Magnetic contributions to the free energy of metals: application to the different phases of iron

A key quantity in fully characterizing the thermodynamic properties of materials and steels is the Helmholtz free energy of their individual structural and magnetic phases. Simulation tools that are well established in industry, e.g., CALPHAD, use empirical interpolation formulas and experimental input to describe the temperature dependence of this energy. However, experimental input data, e.g., for novel alloy systems or metastable structures, are not always available. Therefore, there is a strong interest in incorporating ab initio results into these simulation tools. For this purpose, the ab initio determination of free energies of metals up to the melting point is decisive.

Out of the various entropy contributions to the free energy, including lattice vibrations and electronic excitations, the treatment of magnetic excitations is most challenging and developed to a much less extend.

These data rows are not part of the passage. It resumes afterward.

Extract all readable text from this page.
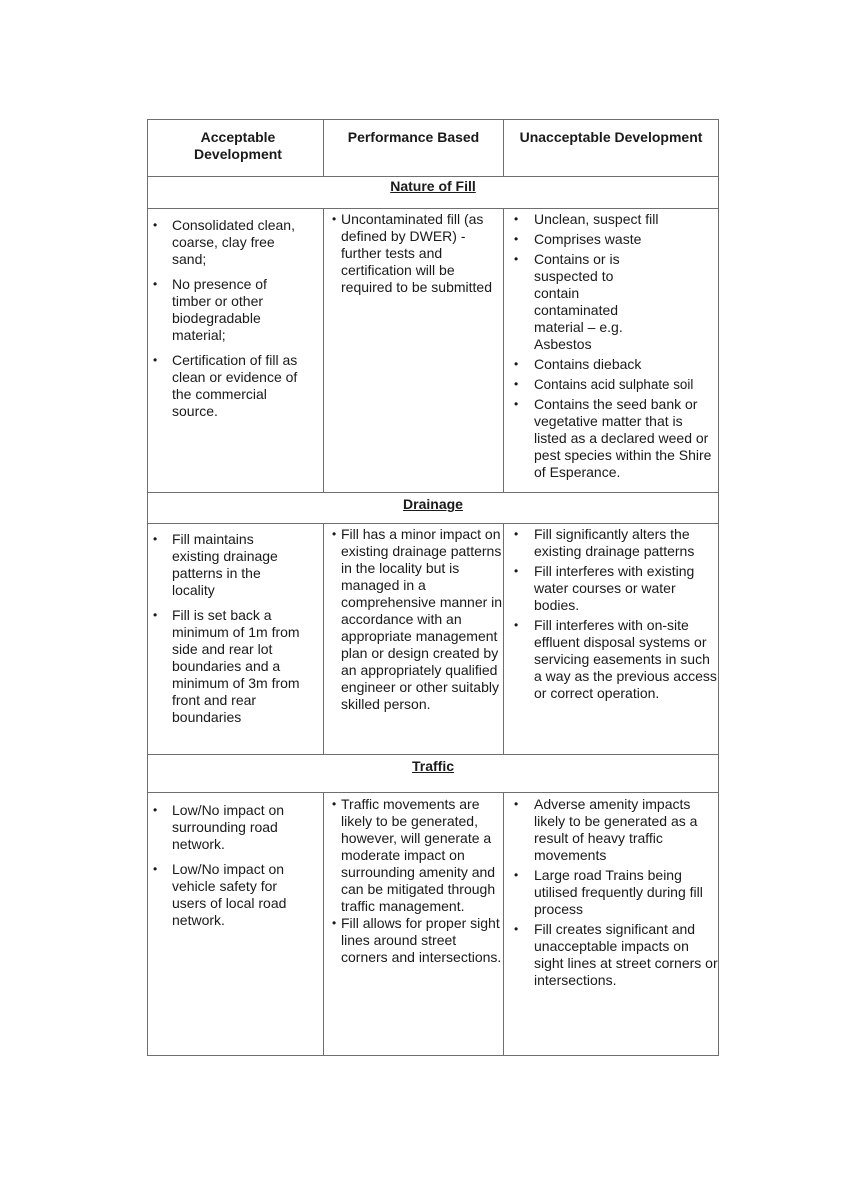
Acceptable Development
Performance Based	Unacceptable Development
Nature of Fill
• Consolidated clean, coarse, clay free sand;
• No presence of timber or other biodegradable material;
• Certification of fill as clean or evidence of the commercial source.
• Uncontaminated fill (as defined by DWER) - further tests and certification will be required to be submitted
• Unclean, suspect fill
• Comprises waste
• Contains or is suspected to contain contaminated material – e.g. Asbestos
• Contains dieback
• Contains acid sulphate soil
• Contains the seed bank or vegetative matter that is listed as a declared weed or pest species within the Shire of Esperance.
Drainage
• Fill maintains existing drainage patterns in the locality
• Fill is set back a minimum of 1m from side and rear lot boundaries and a minimum of 3m from front and rear boundaries
• Fill has a minor impact on existing drainage patterns in the locality but is managed in a comprehensive manner in accordance with an appropriate management plan or design created by an appropriately qualified engineer or other suitably skilled person.
• Fill significantly alters the existing drainage patterns
• Fill interferes with existing water courses or water bodies.
• Fill interferes with on-site effluent disposal systems or servicing easements in such a way as the previous access or correct operation.
Traffic
• Low/No impact on surrounding road network.
• Low/No impact on vehicle safety for users of local road network.
• Traffic movements are likely to be generated, however, will generate a moderate impact on surrounding amenity and can be mitigated through traffic management.
• Fill allows for proper sight lines around street corners and intersections.
• Adverse amenity impacts likely to be generated as a result of heavy traffic movements
• Large road Trains being utilised frequently during fill process
• Fill creates significant and unacceptable impacts on sight lines at street corners or intersections.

On the other hand, it is of great importance for many practical applications (e.g., steels, magnetic actuators). Within the first part of this project we developed several approaches to treat the magnetic contribution to the free energy of iron. The task of the upcoming year is an extension of these concepts to chromium and materials containing more than one magnetic species.

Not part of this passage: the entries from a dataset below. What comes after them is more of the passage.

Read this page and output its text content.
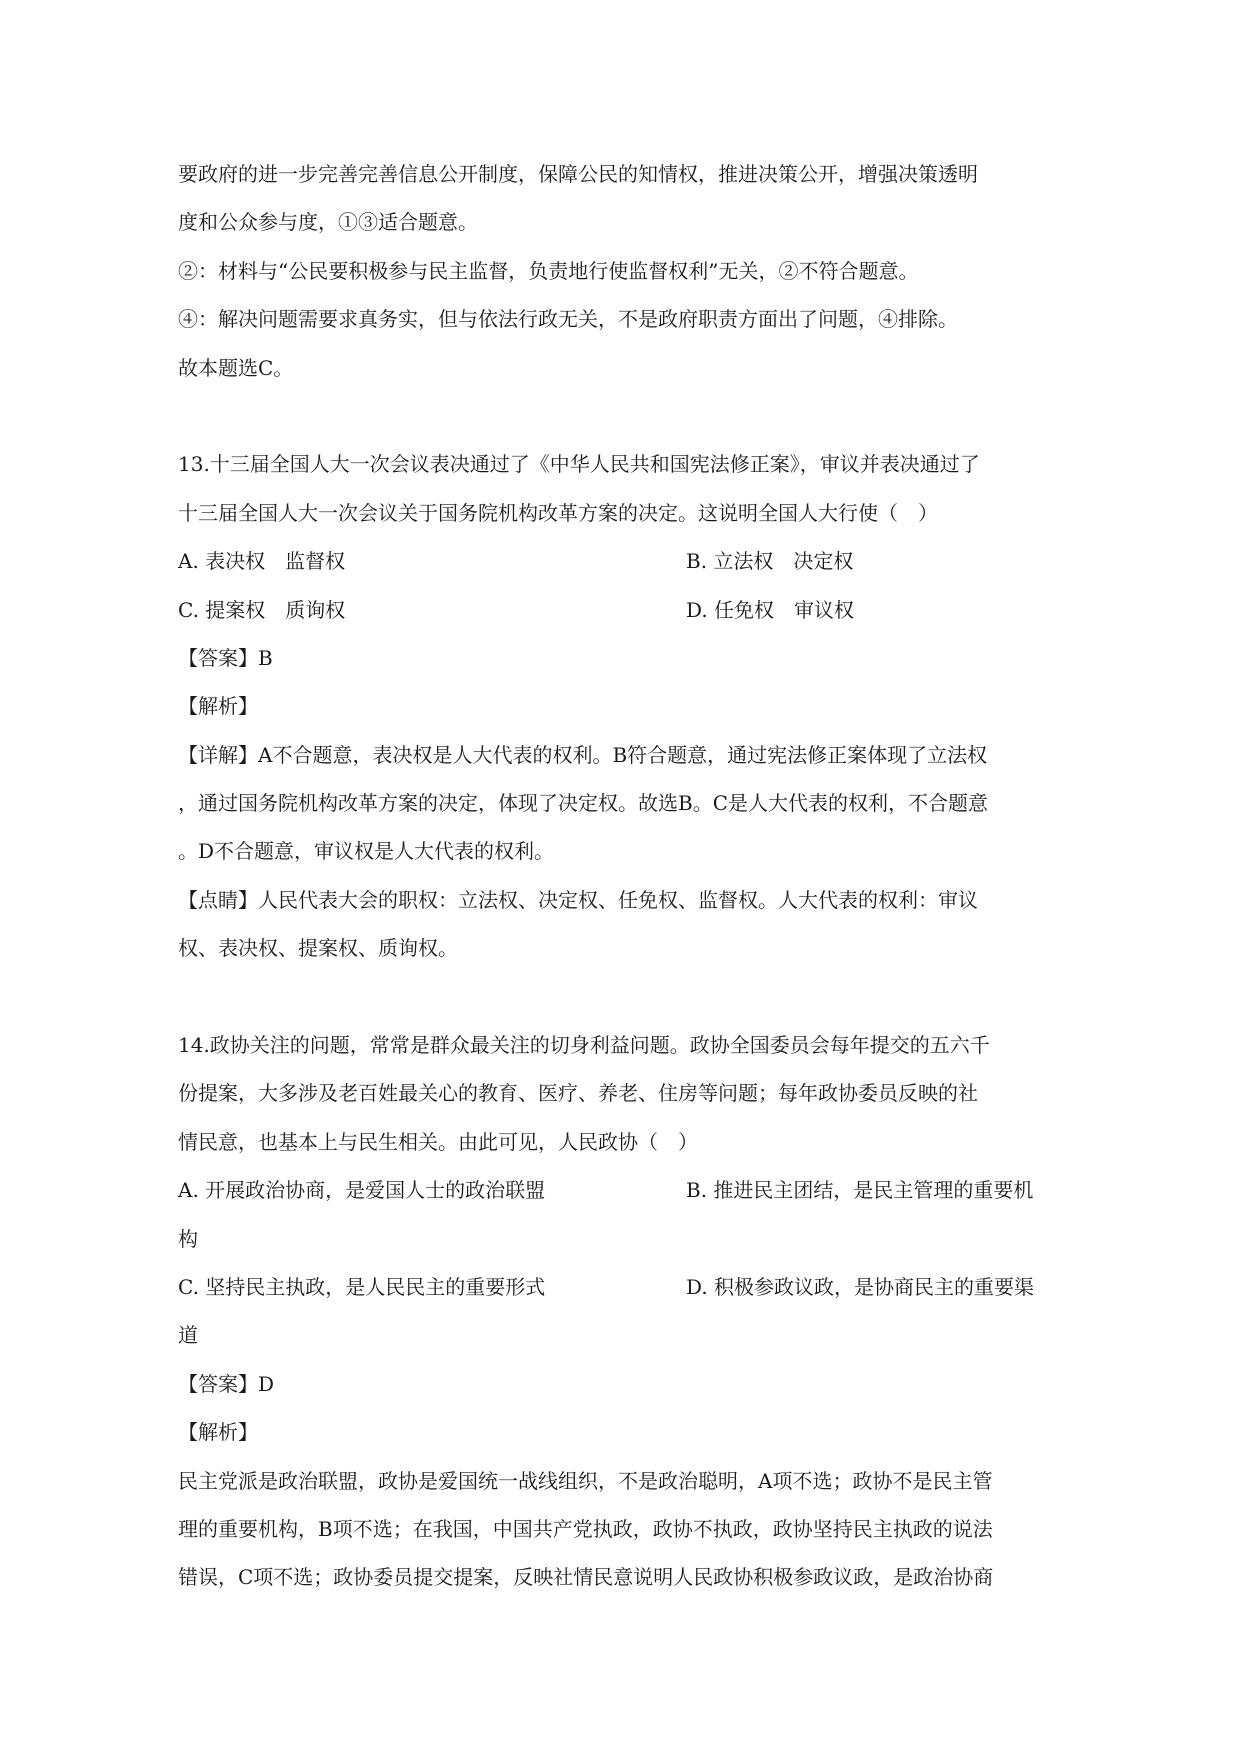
要政府的进一步完善完善信息公开制度，保障公民的知情权，推进决策公开，增强决策透明
度和公众参与度，①③适合题意。
②：材料与“公民要积极参与民主监督，负责地行使监督权利”无关，②不符合题意。
④：解决问题需要求真务实，但与依法行政无关，不是政府职责方面出了问题，④排除。
故本题选C。
13.十三届全国人大一次会议表决通过了《中华人民共和国宪法修正案》，审议并表决通过了
十三届全国人大一次会议关于国务院机构改革方案的决定。这说明全国人大行使（　）
A. 表决权　监督权	B. 立法权　决定权
C. 提案权　质询权	D. 任免权　审议权
【答案】B
【解析】
【详解】A不合题意，表决权是人大代表的权利。B符合题意，通过宪法修正案体现了立法权
，通过国务院机构改革方案的决定，体现了决定权。故选B。C是人大代表的权利，不合题意
。D不合题意，审议权是人大代表的权利。
【点睛】人民代表大会的职权：立法权、决定权、任免权、监督权。人大代表的权利：审议
权、表决权、提案权、质询权。
14.政协关注的问题，常常是群众最关注的切身利益问题。政协全国委员会每年提交的五六千
份提案，大多涉及老百姓最关心的教育、医疗、养老、住房等问题；每年政协委员反映的社
情民意，也基本上与民生相关。由此可见，人民政协（　）
A. 开展政治协商，是爱国人士的政治联盟	B. 推进民主团结，是民主管理的重要机
构
C. 坚持民主执政，是人民民主的重要形式	D. 积极参政议政，是协商民主的重要渠
道
【答案】D
【解析】
民主党派是政治联盟，政协是爱国统一战线组织，不是政治聪明，A项不选；政协不是民主管
理的重要机构，B项不选；在我国，中国共产党执政，政协不执政，政协坚持民主执政的说法
错误，C项不选；政协委员提交提案，反映社情民意说明人民政协积极参政议政，是政治协商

Until now, we have used the Heisenberg model for calculating quantitative temperature-dependent magnetic properties, which turned out to be well suited to simulate magnetic interactions in Fe-based alloys. Its exchange integrals are obtained from ab initio calculations of magnetic structures (either by setting up special collinear configurations or by considering non-collinear spin-waves). A particular focus of the investigations has been and will continue to be on the consideration of quantum effects in the thermodynamic properties of the model. We suggest the following two different directions for this purpose: On the one hand, analytical concepts of many-body theory (RPA) will be used to derive an approximation for the Hamiltonian. This approach has been successful for bcc Fe below the Curie temperature (see figure above). The challenge is an extension to the antiferromagnetic configuration of Cr. On the other hand, numerically exact Monte Carlo simulations will be used to solve the Heisenberg model. Here, it will be particularly important to compare the results of a quantum-mechanically (QMC) vs. a classical (cMC) treatment.

The results will be used to improve the databases within the SAPIENS project.